What was advertised in a colonial American newspaper 250 years ago today?

“I forewarn the masters of vessels from carrying him off.”
When “A NEGROE FELLOW, named SAM,” made his escape, James Lucena placed an advertisement in the Georgia Gazette to enlist readers throughout the colony in recovering the man he considered his property. His notice followed a standard format, one familiar from newspapers published not only in Georgia but throughout British mainland North America. He stated that Sam was “about 22 years old” and “speaks very good English.” Lucena offered a physical description, noting that Sam was “about 5 feet 6 inches” and had ritual scars or “country marks on each side of his face this |||.” He also offered a description of the clothing Sam wore when he escaped: “a dark grey cloth double breasted waistcoat and a white negroe cloth under jacket, a pair of green negroe cloth long trowsers, and a round sailor’s cap.” He may have considered additional details unnecessary since Sam was “well known in and about Savannah.” All of these details encouraged readers to take special note of the physical characteristics, clothing, and even speech of Black men they encountered.

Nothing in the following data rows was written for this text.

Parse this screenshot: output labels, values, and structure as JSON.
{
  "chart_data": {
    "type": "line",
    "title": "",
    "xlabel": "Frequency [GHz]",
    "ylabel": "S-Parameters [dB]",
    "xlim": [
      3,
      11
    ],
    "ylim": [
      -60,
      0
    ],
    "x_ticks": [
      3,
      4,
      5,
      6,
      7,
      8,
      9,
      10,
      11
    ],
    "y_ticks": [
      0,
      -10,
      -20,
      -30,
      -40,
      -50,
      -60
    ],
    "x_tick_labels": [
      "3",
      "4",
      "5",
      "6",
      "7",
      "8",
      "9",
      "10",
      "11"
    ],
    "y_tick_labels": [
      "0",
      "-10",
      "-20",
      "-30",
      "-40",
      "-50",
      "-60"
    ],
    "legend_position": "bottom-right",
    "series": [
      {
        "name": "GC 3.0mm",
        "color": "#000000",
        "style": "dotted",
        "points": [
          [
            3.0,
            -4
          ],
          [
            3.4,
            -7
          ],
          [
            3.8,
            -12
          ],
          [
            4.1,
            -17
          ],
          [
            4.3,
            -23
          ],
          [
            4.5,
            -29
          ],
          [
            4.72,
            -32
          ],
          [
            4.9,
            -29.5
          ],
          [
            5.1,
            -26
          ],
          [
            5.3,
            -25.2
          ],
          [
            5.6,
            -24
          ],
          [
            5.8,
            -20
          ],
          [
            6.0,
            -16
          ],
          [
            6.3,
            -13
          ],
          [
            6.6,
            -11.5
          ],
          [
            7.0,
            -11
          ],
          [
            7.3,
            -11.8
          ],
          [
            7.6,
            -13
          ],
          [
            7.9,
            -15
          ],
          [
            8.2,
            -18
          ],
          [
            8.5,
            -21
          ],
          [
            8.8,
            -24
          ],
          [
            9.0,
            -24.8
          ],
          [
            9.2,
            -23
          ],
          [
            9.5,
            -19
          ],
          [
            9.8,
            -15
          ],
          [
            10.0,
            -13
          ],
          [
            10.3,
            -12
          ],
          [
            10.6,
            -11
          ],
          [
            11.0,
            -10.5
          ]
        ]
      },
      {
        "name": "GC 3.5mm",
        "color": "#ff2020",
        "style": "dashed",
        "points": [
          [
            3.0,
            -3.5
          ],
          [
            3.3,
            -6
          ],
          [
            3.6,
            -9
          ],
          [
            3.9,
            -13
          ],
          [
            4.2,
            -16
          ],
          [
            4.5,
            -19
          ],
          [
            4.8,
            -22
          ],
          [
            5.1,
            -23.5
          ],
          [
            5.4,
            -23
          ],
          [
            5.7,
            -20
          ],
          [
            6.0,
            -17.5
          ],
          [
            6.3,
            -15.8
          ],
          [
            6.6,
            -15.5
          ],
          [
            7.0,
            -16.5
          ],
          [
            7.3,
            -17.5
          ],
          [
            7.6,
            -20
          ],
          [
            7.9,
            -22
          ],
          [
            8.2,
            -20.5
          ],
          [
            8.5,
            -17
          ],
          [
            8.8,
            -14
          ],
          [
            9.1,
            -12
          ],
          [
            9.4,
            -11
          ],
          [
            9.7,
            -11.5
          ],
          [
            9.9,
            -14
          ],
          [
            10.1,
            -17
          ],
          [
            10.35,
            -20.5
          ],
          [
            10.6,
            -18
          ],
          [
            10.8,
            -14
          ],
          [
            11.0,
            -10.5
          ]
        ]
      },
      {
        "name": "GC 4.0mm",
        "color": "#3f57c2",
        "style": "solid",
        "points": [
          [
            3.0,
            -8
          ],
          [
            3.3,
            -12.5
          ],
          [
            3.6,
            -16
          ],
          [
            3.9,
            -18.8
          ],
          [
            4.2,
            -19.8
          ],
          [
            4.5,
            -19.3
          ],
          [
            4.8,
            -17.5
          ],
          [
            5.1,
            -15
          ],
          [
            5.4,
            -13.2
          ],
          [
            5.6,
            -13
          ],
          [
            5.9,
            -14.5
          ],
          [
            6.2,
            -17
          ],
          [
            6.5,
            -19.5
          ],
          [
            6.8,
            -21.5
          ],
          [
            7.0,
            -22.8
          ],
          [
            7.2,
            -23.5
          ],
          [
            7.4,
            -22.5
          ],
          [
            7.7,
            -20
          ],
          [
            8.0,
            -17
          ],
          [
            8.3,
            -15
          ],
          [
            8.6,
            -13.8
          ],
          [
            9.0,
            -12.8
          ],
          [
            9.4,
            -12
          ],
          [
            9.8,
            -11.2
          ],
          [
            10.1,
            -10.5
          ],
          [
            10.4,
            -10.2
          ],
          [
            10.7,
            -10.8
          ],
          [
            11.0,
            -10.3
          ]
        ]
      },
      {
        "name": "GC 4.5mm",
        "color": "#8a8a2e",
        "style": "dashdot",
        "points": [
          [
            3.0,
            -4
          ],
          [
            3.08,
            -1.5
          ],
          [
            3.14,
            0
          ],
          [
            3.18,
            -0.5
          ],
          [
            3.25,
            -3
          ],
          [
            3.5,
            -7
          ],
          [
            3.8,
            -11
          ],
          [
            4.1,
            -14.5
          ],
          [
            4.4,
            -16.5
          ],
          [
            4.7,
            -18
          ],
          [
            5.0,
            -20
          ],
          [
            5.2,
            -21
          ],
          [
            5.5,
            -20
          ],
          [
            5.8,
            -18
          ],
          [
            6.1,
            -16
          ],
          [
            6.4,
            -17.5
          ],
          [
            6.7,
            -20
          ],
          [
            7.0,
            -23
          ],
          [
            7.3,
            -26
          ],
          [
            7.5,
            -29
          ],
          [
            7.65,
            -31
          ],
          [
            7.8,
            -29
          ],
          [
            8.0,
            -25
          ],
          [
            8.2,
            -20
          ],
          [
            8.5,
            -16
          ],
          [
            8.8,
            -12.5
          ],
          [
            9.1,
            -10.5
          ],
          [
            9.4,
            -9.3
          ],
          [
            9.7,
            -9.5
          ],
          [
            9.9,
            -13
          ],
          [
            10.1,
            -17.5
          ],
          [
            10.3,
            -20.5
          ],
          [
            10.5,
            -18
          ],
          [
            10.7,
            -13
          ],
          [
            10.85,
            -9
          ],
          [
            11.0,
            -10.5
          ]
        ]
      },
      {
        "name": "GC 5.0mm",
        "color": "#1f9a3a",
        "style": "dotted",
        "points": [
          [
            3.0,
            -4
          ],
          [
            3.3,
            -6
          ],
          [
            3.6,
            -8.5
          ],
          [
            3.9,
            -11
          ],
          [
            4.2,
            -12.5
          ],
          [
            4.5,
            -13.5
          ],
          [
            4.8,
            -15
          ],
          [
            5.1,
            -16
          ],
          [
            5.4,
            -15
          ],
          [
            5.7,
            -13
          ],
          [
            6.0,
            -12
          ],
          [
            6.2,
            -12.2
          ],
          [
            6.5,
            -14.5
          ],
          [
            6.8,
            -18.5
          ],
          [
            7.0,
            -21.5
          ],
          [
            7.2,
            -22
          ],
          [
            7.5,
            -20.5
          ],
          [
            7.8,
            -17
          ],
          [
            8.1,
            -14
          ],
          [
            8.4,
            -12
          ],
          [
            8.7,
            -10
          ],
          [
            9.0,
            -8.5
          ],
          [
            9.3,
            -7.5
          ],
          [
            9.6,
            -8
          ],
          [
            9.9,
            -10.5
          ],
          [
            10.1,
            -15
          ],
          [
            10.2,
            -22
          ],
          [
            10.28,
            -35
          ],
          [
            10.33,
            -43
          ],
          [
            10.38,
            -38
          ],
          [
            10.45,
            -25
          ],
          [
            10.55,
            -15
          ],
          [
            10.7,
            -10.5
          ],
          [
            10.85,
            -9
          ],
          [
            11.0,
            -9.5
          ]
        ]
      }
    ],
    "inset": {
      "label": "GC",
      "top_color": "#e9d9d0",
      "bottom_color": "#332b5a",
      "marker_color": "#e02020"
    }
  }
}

Lucena was just as concerned about accomplices who aided Sam, especially “masters of vessels” who might depart the port of Savannah and transport Sam far away from Georgia and far beyond Lucena’s ability to force Sam back into bondage. Lucena appended a nota bene to the conclusion of his advertisement, asserting that “Said negroe is suspected to be concealed on board some vessel.” Sam could have hidden on board unknown to any of the crew, but Lucena suggested that he received assistance from sailors or even officers. Mariners throughout the eighteenth-century Atlantic world were an exceptionally egalitarian community, often suspected of providing assistance to enslaved men in their efforts to escape. Lucena warned that anyone who aided Sam “may depend on being prosecuted to the utmost rigour of the law.” Like other colonies, Georgia enacted statutes to punish both enslaved men and women who escaped and anyone who “concealed,” harbored, or otherwise assisted them. Lucena’s advertisement encouraged surveillance of Black men, but it also called for scrutiny of mariners and anyone who might be suspected of being sympathetic to Sam and others who seized their liberty.